Après des heures et des heures passées sans elles, à rester jour et nuit aux côtés des siens qui me la rappelaient sans cesse, je faillis péter les plombs. Il fallait que je fasse quelque chose. Avant d'exploser, je confiais à un de mes frères le soin de s'occuper des réfugiés à ma place, et partis.

Planant au-dessus les plaines brûlées puis délaissées par les hommes, je décrivais des cercles à la recherche d'un fruit. Si les miens leur préféraient les insectes ou la vermine blanche, je savais qu'elle, elle aimait les groseilles ou les morceaux de poire.

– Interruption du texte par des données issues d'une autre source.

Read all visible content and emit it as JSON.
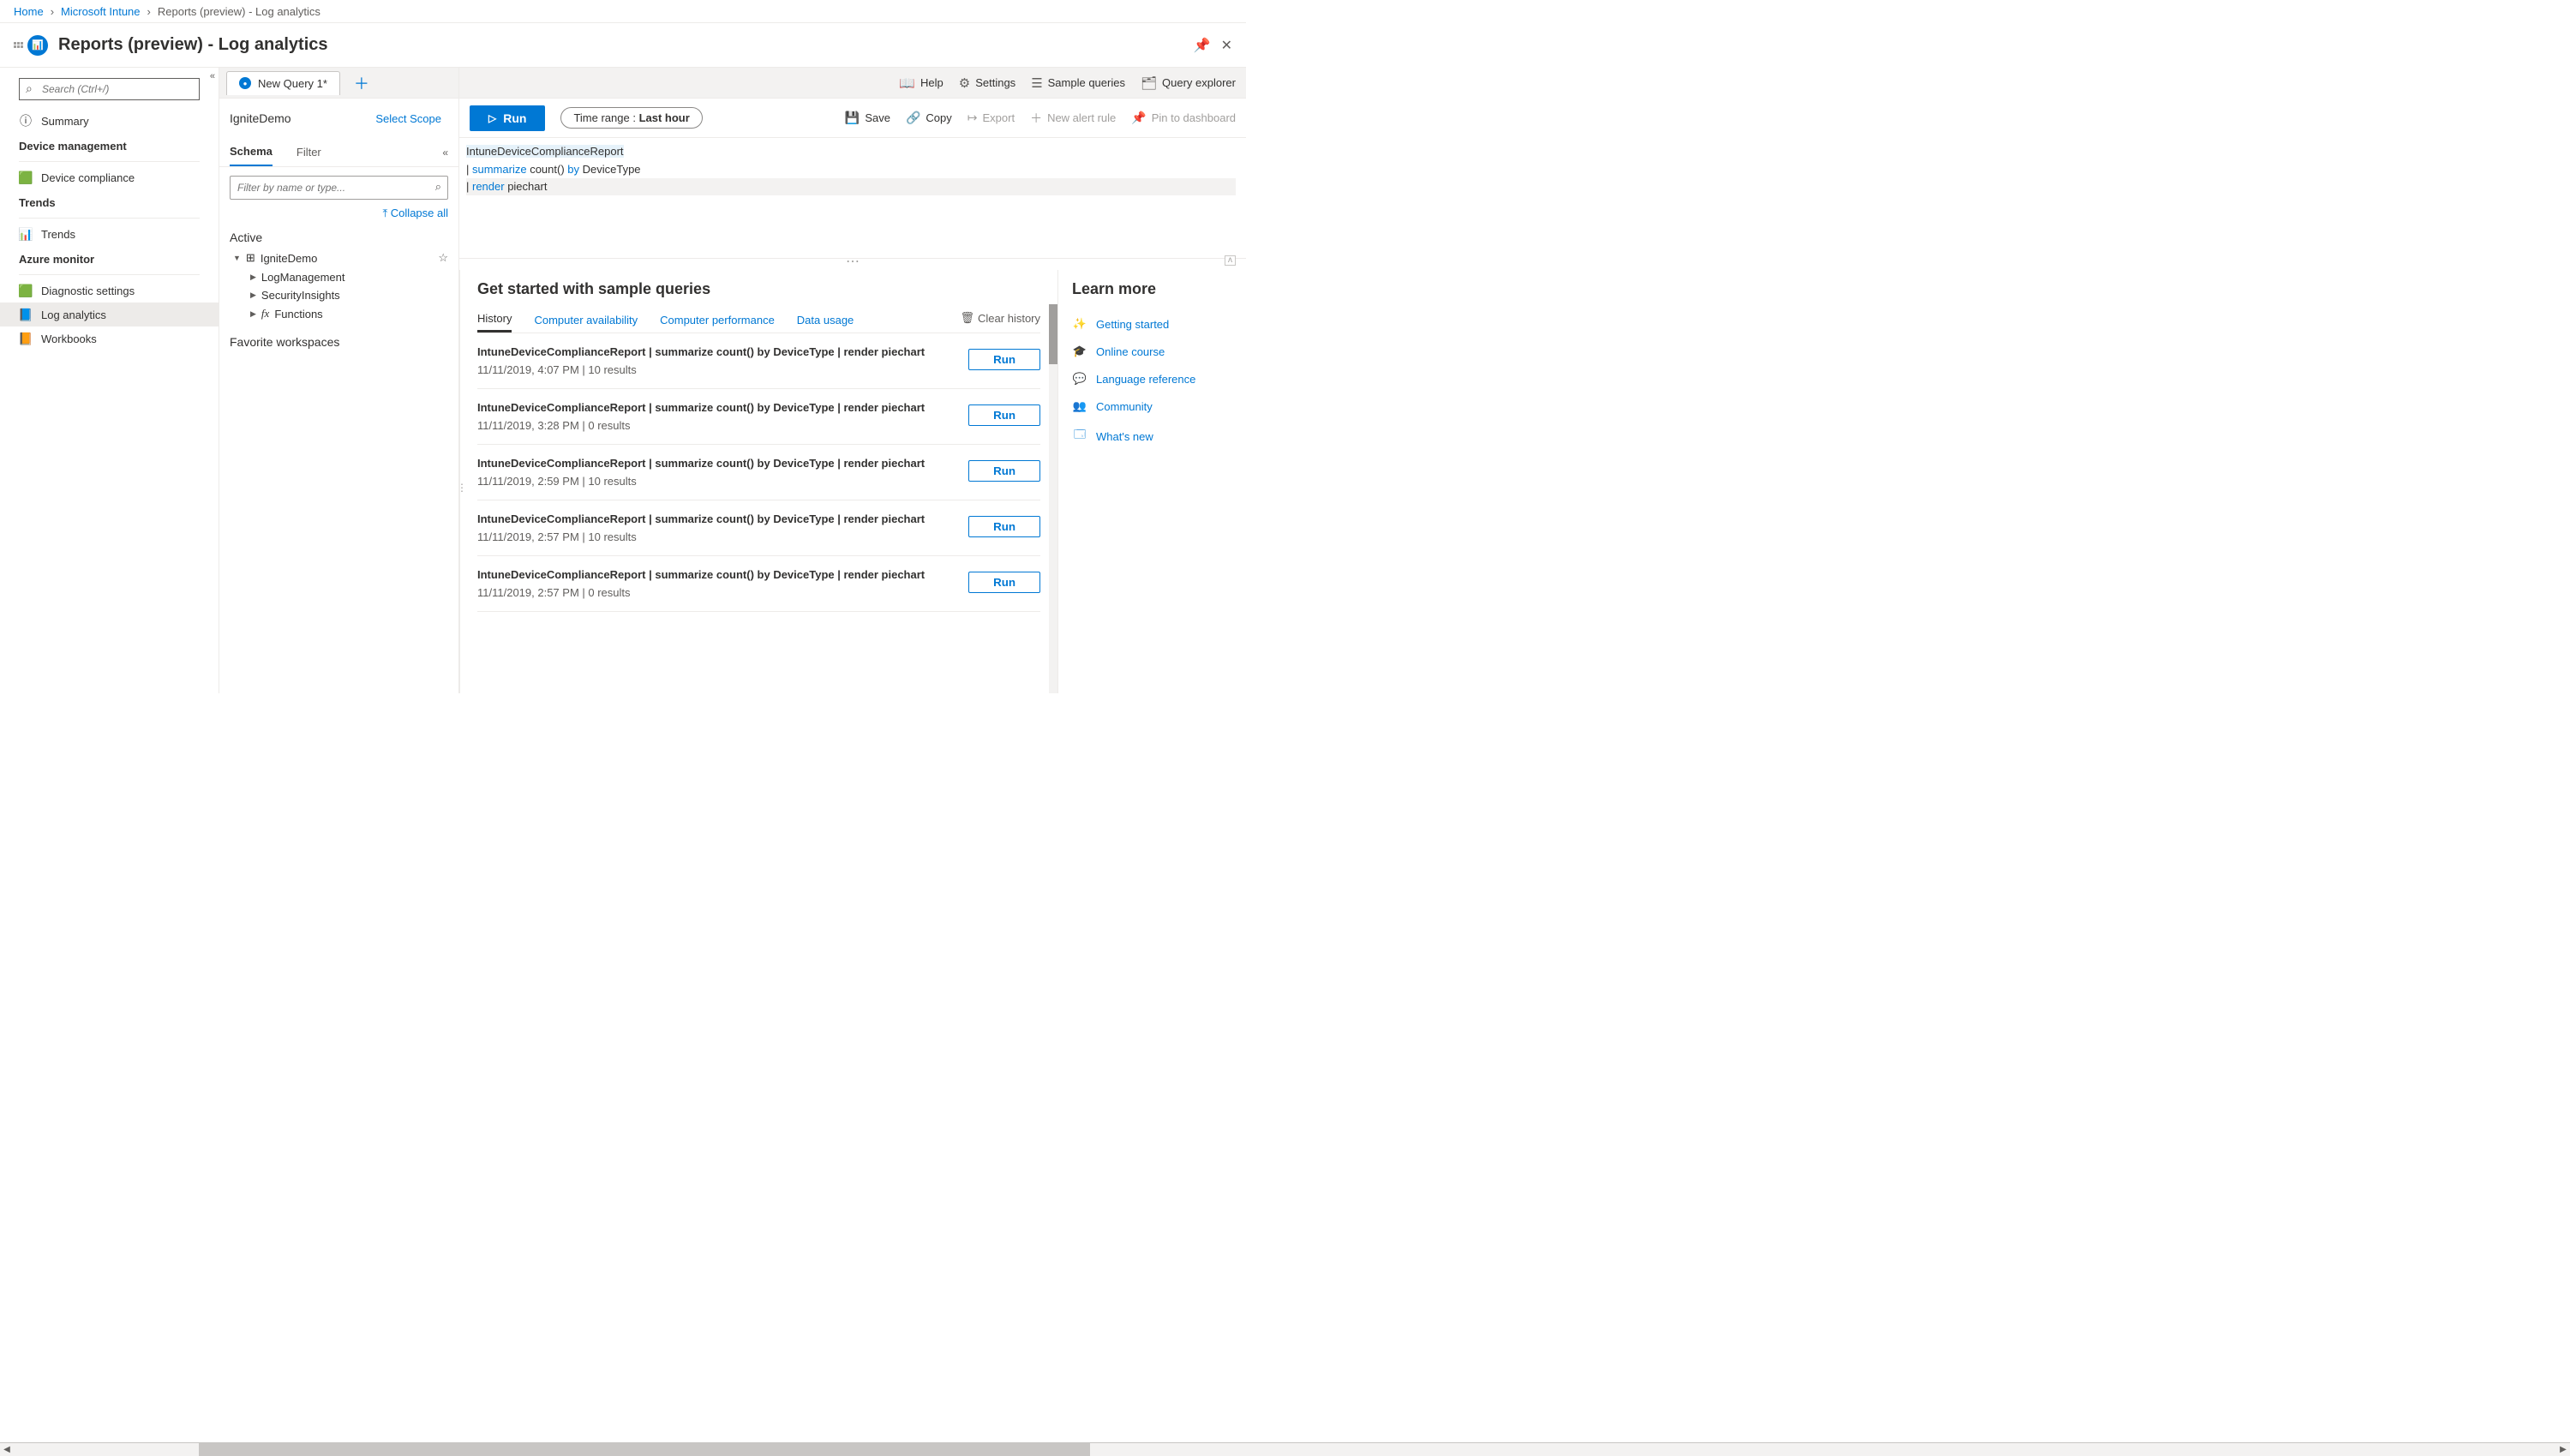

Mes ailes allaient rendre l'âme lorsque je découvris enfin le verger qu'il me fallait. À moitié détruit par la folie des hommes, il exposait encore des pommes belles et bien mûres, en assez grande quantité pour que j'eus le choix. Bien sûr, il y en avait de très grosses, qui auraient nourri une dizaine d'oiseaux pour toute une journée, mais pour les transporter jusques aux cieux, une autre paire de manches.

Après plusieurs tours et retours, je dénichai enfin le fruit qui convenait. Il était tombé de l'arbre et coupé en d'eux de telle sorte que je n'aurais eu aucun mal à le porter. Par chance, les vers l'avaient épargné, peut-être grâce à la boue qui recouvrait en partie sa peau verte. Je le pris en bec et montai vers mon clan.

Grisé par la certitude qu'elle adorerait ce cadeau et se déciderait enfin à me parler, je volai si vite que je ne mis qu'un instant à rejoindre la gigantesque nuée d'oiseaux que le vieux sage comptait cacher. Tandis que je m'efforçais de retrouver l'ange, mes camarades piaillaient en ouvrant de grands yeux ronds. S'ils m'en voulaient, quelle importance, quand une belle vous attendait ?

Hélas, ce ne fut guère elle que je trouvai.

– Fais attention, Starly ! héla mon père. C'est un peu trop lourd pour tes pauvres pattes, laisse-moi t'aider !

Tout le monde alentour éclata de rire, mais le patriarche demeura d'un sérieux mémorable. Son regard avait une dureté exemplaire. Ne t'avise jamais plus de me désobéir, me criaient ses yeux.

– Laissez-le, plaida quelqu'un. Mes parents peuvent très bien se débrouiller tous seuls, j'en suis sûre.

Je levai les yeux et la vis. C'était elle. Comme un chevalier sauvant une demoiselle en détresse, elle se plaçait entre moi et mon père. Sauf que j'aurais dû être le chevalier.

Une étincelle indéfinissable brilla dans l’œil de mon père.

– J'en attends davantage de lui. Ainsi que de toi.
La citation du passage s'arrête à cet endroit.